The KMHA is under the umbrella of the Kamloops Blazers junior hockey organization and is made up of teams from the initiation on ice age level through novice, atom recreational peewee, midget and bantam age levels. “There is a (sizable) population in Kamloops and there are enough players to have 10 to 12 local teams just in the midget division alone,” said Ms. Thibeault.

“Our oldest son just turned 18 and Richard has coached him since initiation level all the way up to midget. We also have two sons, both under 12 years of age, who play in the Development Hockey League (peewee division) and Richard coaches that team as well. That team is a travelling team and every weekend we travel with them. He is passionate for hockey and likes to share his knowledge.”

“One of the kids he coached this year he has coached since he was eight years old. Richard can talk to the kid or any of his players about anything—he likes to help them out,” said Ms. Thibeault. “Richard feels it is not just about developing good hockey players but to be good people as well.”

“Our midget team won the league championship for the second year in a row this season,” said Mr. Thibault, who also noted he “plays hockey three times a week.”

Coaching hockey is more than about the game, said Mr. Thibault. He explained, “hockey is the medium for teaching kids things like values, commitment, dedication and helping others. It is a mechanism to teach about life. It is not really about hockey.”

“I get notes from parents thanking me for coaching their kids, it is my way of giving back and I enjoy it all; probably as much as the players.”

Ms. Thibeault noted her husband, “is pretty humble. He told me he had won the coach of the year award but he didn’t share this information with his friends, until it came out on the KMHA website. He’s pretty quiet about the whole thing.”

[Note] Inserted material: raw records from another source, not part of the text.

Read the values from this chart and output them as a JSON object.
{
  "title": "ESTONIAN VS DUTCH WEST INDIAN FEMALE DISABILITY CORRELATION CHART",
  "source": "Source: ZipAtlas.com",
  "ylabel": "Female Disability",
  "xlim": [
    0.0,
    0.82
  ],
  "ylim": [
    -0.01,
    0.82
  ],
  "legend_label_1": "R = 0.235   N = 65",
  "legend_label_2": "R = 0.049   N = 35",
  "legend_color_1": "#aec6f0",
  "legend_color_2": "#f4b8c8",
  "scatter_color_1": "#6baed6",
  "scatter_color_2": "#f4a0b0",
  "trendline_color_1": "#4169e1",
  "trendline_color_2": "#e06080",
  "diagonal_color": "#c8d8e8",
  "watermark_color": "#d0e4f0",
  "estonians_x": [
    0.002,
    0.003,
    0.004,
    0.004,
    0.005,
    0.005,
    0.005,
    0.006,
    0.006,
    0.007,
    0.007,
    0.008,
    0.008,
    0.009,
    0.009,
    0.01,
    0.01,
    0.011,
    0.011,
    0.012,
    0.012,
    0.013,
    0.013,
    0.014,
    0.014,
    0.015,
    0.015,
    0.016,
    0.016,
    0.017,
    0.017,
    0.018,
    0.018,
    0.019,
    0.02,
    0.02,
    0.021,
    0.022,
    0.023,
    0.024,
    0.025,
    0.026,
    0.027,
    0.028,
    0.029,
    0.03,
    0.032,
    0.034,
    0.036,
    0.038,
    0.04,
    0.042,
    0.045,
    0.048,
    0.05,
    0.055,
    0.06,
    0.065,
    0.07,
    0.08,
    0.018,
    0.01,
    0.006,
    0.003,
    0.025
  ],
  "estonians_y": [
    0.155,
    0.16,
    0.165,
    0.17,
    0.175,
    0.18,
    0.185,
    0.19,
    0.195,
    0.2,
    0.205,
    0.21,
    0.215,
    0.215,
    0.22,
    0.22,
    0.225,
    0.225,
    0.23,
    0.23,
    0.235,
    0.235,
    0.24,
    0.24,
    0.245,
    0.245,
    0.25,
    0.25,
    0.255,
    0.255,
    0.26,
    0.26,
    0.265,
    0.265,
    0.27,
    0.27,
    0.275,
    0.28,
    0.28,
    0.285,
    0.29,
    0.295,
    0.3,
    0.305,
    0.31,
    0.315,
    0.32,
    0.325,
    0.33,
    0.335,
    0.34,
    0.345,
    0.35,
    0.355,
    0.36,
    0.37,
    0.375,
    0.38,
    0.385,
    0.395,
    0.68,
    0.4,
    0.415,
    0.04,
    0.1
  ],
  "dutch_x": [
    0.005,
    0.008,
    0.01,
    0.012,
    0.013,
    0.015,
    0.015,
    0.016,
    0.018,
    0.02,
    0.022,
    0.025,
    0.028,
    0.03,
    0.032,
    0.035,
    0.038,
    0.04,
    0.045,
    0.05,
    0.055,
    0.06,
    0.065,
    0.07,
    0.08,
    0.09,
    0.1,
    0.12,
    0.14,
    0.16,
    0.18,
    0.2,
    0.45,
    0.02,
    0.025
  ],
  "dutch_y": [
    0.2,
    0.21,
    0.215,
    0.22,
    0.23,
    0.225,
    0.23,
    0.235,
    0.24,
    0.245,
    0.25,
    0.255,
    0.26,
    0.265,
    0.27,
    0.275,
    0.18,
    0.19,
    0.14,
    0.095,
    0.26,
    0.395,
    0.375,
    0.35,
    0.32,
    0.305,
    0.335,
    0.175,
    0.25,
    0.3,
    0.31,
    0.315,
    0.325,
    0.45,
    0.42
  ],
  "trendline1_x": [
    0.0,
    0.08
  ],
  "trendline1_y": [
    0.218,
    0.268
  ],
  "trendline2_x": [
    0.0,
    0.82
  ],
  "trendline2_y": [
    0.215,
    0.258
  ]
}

“His dad will live on in him forever, he has given a lot to our kids, the community and the kids he coaches,” added Ms. Thibeault. 

Mr. and Ms. Thibeault were high school sweethearts at Manitoulin Secondary School while growing up and after both finishing school, “we moved here (Kamloops) in 1995. We both finished university and got in the car and since Richard had a job in Kamloops we moved out here. We have met and become friends with a  lot of people originally from Sudbury, and by getting involved in baseball and hockey, it is the best way to make friends.”

“If I didn’t coach and help  out I wouldn’t know what to do,” added Mr. Thibault.